São Paulo, sábado, 07 de setembro de 2002

Texto Anterior | Próximo Texto | Índice

LIVRO/LANÇAMENTO

ENSAIO

Autor crê que atualidade da obra de Euclydes da Cunha está em tornar o passado uma realidade contemporânea

Para Bosi, é necessário reler "Os Sertões"

DA REDAÇÃO

Leia abaixo os principais trechos da entrevista que Alfredo Bosi concedeu à Folha.
(SYLVIA COLOMBO)

Folha - O sr. diz: "A literatura, com ser ficção, resiste à mentira. É nesse horizonte que o espaço da literatura, considerado em geral como o lugar da fantasia, pode ser o lugar da verdade mais exigente". A resistência que a literatura oferece cumpre-se especificamente dentro do espaço da literatura?
Alfredo Bosi -
[Antonio] Gramsci (1891-1937), que era um pensador revolucionário, reconhecia, porém, a diferença que, em geral, separa a militância política e a arte. A política de esquerda é uma ação organizada para mudar a realidade, o que é, aliás, um ponto capital do marxismo. O artista, mesmo quando o seu credo é radical, usa do seu talento para representar o real, interpretá-lo e exprimi-lo à luz das suas intuições e dos seus sentimentos.
Assim, o artista pode estimular no leitor o desejo de mudar as coisas, e que é um efeito político da arte. Mas esse efeito não é responsável pelo valor expressivo e estético da obra. Um grande romancista, como Balzac e Dostoiévski, pode ter uma ideologia conservadora e suscitar atitudes de revolta no leitor revolucionário.

Folha - No artigo "Canudos Não se Rendeu", o senhor chama a atenção para a necessidade de modernizarmos nossa leitura de "Os Sertões". Deveríamos levar em conta seus "estratos superiores e mais resistentes" em detrimento de características que o tornam uma obra datada: seu "determinismo estreito" e a "linguagem rebuscada". O que viria à tona com a nova leitura que o sr. propõe?
Bosi -
"Os Sertões" já têm um século de vida.
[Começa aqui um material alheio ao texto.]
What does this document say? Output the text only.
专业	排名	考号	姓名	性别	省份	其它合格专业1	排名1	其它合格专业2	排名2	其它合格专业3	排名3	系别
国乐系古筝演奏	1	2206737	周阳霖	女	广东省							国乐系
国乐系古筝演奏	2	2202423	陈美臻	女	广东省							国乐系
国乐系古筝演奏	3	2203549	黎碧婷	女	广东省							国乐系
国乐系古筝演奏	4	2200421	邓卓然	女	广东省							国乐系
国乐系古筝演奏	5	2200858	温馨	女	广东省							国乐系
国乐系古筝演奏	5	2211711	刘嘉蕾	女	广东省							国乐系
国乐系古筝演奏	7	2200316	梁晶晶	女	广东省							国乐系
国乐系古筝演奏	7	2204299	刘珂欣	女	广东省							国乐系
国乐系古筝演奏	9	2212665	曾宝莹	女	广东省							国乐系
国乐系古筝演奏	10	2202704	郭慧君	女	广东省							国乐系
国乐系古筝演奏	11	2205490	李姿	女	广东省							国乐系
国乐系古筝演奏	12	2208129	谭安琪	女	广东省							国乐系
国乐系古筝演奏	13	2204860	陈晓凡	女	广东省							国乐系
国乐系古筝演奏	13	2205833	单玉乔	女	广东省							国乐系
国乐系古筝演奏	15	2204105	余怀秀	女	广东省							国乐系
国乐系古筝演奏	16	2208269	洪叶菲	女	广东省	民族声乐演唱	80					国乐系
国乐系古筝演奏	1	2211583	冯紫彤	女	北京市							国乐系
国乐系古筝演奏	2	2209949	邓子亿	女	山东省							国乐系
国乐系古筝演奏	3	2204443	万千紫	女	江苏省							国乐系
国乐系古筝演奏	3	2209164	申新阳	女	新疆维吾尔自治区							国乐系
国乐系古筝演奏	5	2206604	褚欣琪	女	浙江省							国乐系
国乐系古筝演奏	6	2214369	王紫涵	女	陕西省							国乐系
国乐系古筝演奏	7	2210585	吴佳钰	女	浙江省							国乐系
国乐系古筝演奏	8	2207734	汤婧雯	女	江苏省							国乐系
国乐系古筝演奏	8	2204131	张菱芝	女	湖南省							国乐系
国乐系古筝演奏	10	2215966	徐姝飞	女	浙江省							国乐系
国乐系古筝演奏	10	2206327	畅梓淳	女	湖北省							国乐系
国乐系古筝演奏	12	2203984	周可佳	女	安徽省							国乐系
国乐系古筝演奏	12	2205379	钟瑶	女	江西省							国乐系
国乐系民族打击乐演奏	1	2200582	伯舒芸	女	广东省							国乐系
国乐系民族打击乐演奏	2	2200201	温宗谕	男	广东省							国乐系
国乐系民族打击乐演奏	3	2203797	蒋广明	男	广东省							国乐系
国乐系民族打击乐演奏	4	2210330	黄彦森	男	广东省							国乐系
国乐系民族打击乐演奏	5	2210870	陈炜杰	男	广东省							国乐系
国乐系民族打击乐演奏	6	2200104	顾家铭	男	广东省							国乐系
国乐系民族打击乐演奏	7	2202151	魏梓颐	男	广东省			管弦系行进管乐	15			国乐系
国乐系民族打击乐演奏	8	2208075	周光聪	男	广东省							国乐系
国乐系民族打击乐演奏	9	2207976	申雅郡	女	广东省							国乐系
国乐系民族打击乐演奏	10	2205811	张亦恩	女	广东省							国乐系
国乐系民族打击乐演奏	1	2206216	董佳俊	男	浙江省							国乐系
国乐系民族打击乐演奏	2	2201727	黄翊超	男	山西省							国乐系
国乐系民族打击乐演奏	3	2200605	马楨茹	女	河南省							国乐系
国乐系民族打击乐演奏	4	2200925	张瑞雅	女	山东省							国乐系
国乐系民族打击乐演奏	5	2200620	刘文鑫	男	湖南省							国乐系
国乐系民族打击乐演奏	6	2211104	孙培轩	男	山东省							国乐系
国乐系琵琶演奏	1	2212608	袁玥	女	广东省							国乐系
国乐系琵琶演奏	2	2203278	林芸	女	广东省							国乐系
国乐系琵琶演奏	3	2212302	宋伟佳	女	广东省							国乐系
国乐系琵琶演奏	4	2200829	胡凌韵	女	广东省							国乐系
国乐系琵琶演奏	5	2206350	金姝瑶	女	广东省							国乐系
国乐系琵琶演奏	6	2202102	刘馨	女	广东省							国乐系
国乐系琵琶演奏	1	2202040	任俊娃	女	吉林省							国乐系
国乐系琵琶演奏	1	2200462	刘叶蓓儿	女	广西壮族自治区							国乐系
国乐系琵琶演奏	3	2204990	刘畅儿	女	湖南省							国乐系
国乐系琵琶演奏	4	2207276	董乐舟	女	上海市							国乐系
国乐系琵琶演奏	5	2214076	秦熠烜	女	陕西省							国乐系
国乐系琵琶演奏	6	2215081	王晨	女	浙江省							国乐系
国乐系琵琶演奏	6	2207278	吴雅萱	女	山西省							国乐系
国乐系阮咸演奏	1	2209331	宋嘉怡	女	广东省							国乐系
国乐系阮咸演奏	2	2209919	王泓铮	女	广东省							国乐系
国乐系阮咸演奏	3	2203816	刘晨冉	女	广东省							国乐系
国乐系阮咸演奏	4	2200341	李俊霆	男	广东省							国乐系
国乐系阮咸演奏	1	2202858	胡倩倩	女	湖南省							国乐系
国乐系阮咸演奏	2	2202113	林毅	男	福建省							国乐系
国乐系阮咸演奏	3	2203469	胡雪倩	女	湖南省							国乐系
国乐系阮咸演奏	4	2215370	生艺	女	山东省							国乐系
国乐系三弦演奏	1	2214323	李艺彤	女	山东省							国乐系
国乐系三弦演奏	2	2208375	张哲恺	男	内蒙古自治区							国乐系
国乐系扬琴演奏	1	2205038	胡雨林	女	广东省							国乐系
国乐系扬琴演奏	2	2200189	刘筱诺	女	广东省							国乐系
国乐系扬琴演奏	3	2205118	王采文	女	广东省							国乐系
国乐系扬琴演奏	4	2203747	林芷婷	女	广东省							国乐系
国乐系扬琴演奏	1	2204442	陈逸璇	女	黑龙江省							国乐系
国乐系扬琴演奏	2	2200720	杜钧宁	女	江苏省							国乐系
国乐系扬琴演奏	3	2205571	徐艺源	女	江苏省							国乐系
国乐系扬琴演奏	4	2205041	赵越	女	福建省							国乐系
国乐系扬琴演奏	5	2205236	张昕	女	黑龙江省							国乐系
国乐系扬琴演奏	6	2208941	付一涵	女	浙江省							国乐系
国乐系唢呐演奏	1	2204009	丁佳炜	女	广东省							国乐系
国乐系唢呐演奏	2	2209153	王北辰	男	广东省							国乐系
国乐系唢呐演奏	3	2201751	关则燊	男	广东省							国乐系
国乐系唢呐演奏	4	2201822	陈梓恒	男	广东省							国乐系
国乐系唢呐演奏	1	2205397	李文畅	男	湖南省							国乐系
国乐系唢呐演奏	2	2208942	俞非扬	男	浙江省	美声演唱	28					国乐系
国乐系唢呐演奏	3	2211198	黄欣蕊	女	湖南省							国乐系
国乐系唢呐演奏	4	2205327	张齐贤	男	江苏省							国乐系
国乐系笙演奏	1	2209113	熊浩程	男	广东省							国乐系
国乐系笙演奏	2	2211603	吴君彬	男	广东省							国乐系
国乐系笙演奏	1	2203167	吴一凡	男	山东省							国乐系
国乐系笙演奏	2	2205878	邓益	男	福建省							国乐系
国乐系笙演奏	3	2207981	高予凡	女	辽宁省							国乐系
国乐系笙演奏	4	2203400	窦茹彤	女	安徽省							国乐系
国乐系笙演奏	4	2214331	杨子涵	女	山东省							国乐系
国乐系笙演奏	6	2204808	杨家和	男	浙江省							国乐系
A sua presença na cultura brasileira deve-se a razões que superam as duas características que marcaram a obra quando apareceu: o determinismo do meio e da raça e a linguagem árdua, hiperbólica. O que resiste até hoje, e faz de "Os Sertões" um livro fascinante, é a expressão do drama vivido pelos fiéis de Antônio Conselheiro em Canudos.
A desproporção entre as forças do Exército e os recursos dos sertanejos representa o abismo que havia entre o Brasil formal e o Brasil profundo. Euclydes, que inicialmente julgava o Conselheiro uma ameaça à jovem República, um "foco monarquista" perigoso, acabou se convencendo de que se tratava de um movimento de gente pobre e abandonada. E a reportagem que ele fez, "in loco", virou a denúncia de um crime. Essa é a atualidade viva de "Os Sertões": tornar o passado uma realidade de certa forma contemporânea do historiador, como propunham, com filosofias diferentes, Croce e Benjamin.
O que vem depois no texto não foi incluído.